Examples
Let’s do some examples of predicate logic proofs in Lean to get comfortable with the new syntax and also introduce a few more useful tactics.
First, we prove that ∀ (x : α), P x → ∃ (y : α), P y
.
example (α : Type) : ∀ (x : α), P x → ∃ (y : α), P y := by
intro (a : α)
intro (h : P a)
exact ⟨a, h⟩
From out previous discussion, we would expect the final line to be exact Exists.intro a h
. Lean has a shorthard notation for intro rules. We can use French quotes (typed < >) to construct the term. Similarly, if we wanted an And.intro a b
, we could ⟨a, b⟩
. Like most notation it makes thing easier to write but can also make it harder to read.

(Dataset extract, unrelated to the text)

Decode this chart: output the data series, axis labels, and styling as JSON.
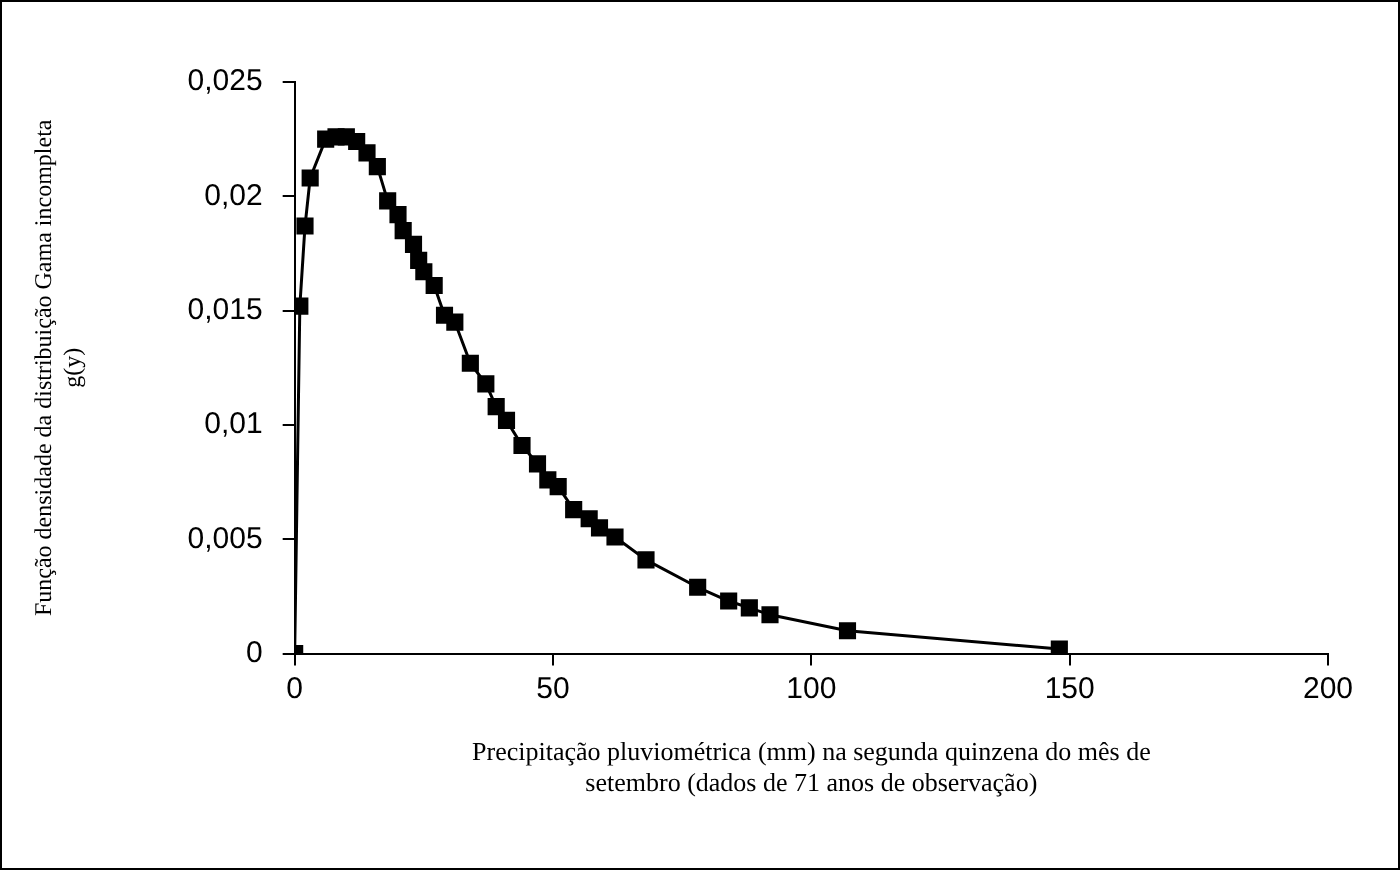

Let’s look at the proof showing we can exchange quantifiers in one direction.
variable (α : Type)
variable (C : α → α → Prop)
example : Type) : (∃ (x:α), ∀ (y:α), C x y) → ∀ (v:α), ∃ (u:α), C u v := by
intro h v
-- introduce h : ∃ x, ∀ (y : α), C x y and v : α
apply Exists.elim h
-- we supply the existential statement and Lean now asks for a proof of
-- ⊢ ∀ (a : α), (∀ (y : α), C a y) → ∃ u, C u v
intro g f
-- we introduce f : ∀ (y : α), C g y and g : α
apply Exists.intro
-- we have new goals ⊢ C ?w v and ⊢ α
exact f v
-- this solves the first and Lean then infers the second
Note that we can introduce multiple terms just by including a spaced list of labels for them.
Next, if there does not exist a value making the predicate true, we can conclude it is false for all values.
variable (α : Type)
variable (P : α → Prop)
example : (¬ ∃ y, P y) → ∀ x, ¬ P x := by
intro h a n
exact h ⟨a,n⟩
Below we have another example of giving proofs using quantifiers.
variable (α : Type)
variable (P Q : α → Prop)
example : (∀ x, P x → ¬ Q x) → ¬ ∃ y, P y ∧ Q y := by
intro h n
apply Exists.elim n
intro a g
-- Here g : P x ∧ Q x
exact h a g.left g.right
-- Lean lets us use the shorthand g.left for And.left g and similarly
-- g.right for And.right g
Let’s do a basic example using functions and equality.
variable (α : Type)
variable (P : α → Prop)
example (f : α → α) (x y : α) (h₁ : x = y) (h₂ : P (f x)) : P (f y) := by
rw [←h₁]
-- the goal is now P (f x)
assumption
There a few things to notice in this proof. First, we have rw [←h₁]
with the backwards ←. Lean’s convention for rewriting using x=y
is to search for occurrences of x
and replace them with y
. If we tried rw [h₁]
, then Lean would return an error
tactic 'rewrite' failed, did not find instance of the pattern in the target
expression
Lean allows you to rewrite hypotheses in addition to goals but you need to specify the assumption to target. The following proof is also valid.
example (f : α → α) (x y : α) (h₁ : x = y) (h₂ : P (f x)) : P (f y) := by
rw [h₁] at h₂
-- now h₂ is P (f y)
assumption
This tells Lean to look for x
’s in h₂
and replace them with y
’s. In both cases, the assumption tactic tells Lean: one of the goals is an established fact in the context, figure out which and close the goal.
You can also feed Lean multiple terms to use for rewriting as a list.
variable (α : Type)
variable (x y z : α)
variable (P : α → Prop)
example (h₁ : x = y) (h₂ : z = x) (f : α → α) : f y = f z := by
rw [← h₁, h₂]